UAL deals with the so-called “absolute priority” rule's requirement that secured creditors be paid in full before junior creditors receive anything under a Chapter 11 reorganization plan. In a recent article, law professor Todd J. Zywicki complained bitterly that a proposed sale procedure in the Chrysler reorganization threatened the rule.

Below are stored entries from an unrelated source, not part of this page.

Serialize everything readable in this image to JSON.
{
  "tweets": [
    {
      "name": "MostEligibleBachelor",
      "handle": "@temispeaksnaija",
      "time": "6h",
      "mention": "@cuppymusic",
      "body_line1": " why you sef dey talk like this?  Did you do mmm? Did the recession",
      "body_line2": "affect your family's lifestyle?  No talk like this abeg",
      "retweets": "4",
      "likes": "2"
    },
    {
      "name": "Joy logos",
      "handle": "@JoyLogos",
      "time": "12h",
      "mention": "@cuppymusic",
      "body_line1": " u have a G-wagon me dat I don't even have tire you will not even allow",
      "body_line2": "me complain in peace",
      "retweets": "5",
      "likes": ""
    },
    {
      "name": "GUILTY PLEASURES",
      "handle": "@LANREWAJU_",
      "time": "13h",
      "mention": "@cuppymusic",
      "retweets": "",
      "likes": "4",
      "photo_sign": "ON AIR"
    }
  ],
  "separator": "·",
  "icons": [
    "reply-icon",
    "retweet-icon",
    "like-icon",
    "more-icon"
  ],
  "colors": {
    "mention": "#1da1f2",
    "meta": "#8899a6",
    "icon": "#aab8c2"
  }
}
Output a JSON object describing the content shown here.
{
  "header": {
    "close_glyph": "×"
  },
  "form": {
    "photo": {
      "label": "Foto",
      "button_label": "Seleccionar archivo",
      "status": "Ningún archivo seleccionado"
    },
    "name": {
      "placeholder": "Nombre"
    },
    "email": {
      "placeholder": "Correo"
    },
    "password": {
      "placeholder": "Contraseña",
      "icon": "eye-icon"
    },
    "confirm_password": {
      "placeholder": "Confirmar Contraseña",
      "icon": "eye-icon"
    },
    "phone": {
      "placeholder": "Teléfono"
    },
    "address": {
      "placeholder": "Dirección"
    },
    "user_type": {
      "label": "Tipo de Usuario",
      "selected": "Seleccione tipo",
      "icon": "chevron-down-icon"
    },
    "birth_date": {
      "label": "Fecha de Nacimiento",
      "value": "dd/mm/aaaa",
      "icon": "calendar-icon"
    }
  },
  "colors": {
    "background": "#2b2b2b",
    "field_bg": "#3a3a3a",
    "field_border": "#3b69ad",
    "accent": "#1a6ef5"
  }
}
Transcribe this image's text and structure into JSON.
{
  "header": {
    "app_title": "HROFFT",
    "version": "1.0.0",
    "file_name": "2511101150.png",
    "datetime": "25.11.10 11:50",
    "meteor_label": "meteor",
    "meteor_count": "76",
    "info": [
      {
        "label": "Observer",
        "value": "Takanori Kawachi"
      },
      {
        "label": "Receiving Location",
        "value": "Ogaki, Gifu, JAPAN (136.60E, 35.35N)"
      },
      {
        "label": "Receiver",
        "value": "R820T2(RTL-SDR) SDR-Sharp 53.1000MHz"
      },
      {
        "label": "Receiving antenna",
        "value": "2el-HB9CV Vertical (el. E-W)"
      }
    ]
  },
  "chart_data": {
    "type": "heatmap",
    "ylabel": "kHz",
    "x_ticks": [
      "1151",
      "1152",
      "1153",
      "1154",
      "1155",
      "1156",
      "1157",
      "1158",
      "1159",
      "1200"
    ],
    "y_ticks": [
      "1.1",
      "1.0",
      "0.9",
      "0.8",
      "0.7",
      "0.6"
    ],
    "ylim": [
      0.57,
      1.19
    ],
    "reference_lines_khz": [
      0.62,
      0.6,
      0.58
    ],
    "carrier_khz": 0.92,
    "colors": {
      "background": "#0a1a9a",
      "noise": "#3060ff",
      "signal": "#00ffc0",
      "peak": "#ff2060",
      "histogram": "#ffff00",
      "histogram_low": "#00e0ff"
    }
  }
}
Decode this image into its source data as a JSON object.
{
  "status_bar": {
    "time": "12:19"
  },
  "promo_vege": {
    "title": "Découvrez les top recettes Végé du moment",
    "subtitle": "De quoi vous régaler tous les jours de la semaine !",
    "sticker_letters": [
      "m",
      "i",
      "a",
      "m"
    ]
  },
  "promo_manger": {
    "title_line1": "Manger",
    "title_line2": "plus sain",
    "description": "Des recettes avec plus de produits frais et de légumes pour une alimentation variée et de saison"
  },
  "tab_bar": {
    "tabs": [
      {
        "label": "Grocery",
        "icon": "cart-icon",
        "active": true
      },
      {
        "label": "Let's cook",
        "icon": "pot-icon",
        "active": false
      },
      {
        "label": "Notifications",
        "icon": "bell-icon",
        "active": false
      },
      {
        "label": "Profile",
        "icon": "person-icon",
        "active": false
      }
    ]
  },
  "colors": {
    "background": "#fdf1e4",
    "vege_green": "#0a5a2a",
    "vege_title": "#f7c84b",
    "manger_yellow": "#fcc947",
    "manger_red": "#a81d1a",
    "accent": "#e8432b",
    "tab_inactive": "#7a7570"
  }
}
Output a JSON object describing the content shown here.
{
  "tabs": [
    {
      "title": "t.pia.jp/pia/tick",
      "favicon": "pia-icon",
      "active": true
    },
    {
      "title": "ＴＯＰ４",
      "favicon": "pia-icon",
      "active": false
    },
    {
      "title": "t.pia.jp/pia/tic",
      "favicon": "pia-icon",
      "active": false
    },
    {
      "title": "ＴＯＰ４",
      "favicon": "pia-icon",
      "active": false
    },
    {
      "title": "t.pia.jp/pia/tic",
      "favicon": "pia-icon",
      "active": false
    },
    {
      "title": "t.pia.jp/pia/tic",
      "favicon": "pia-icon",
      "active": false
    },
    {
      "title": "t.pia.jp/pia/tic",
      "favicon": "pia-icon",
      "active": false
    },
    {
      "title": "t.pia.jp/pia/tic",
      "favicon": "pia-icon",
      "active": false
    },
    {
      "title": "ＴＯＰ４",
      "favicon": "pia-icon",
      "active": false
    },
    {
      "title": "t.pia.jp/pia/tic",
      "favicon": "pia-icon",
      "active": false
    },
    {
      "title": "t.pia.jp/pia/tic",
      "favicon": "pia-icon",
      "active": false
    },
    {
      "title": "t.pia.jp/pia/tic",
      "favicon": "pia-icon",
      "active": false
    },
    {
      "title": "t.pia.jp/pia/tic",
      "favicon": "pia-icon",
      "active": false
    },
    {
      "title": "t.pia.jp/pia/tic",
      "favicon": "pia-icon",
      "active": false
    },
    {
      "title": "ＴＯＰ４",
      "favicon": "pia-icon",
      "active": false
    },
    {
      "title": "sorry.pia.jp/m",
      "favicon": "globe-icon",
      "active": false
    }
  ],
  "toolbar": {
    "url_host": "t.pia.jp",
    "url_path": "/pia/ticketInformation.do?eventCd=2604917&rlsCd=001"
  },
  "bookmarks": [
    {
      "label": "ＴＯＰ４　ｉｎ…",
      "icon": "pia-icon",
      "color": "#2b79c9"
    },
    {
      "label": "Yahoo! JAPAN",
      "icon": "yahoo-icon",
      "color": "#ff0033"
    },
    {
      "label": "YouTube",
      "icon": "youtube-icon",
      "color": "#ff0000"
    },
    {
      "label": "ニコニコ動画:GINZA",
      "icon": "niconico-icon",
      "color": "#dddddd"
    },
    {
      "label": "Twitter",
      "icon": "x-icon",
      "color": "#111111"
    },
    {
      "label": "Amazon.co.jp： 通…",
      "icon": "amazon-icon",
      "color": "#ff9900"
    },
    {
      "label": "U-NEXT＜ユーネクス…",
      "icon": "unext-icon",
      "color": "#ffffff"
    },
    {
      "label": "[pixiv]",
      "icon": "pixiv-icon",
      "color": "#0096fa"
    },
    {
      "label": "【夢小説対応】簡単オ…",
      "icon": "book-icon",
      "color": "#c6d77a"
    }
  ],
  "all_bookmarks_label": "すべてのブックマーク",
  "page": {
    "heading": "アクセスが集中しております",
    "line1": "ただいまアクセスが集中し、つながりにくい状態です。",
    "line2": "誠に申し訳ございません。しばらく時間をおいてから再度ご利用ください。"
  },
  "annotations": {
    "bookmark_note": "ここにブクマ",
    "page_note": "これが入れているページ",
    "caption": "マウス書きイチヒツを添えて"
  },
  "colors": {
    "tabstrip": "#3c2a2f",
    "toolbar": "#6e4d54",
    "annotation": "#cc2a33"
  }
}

See “Chrysler and the Rule of Law,” Wall Street Journal, May 13, 2009. In his article, the professor made three major points:

  • Although the absolute priority rule requires secured creditors to receive first payment priority, in Chrysler they have “been browbeaten by an American president into accepting only 30 cents on the dollar of their claims.” Junior creditors, on the other hand, “will get about fifty cents on the dollar.”
  • A “linchpin of bankruptcy law,” the absolute priority rule provides a “procedural mechanism for the efficient resolution of financial distress” because it preserves “the substantive property and contract rights of creditors.”
  • Disregarding the absolute priority rule upsets the process by reconfiguring the redistribution of the bankruptcy estate, subjugating the rights of secured creditors to those of junior creditors.

Putting aside the hyperbole, how secured creditors fare in reorganization cases has regularly been the subject of intense litigation.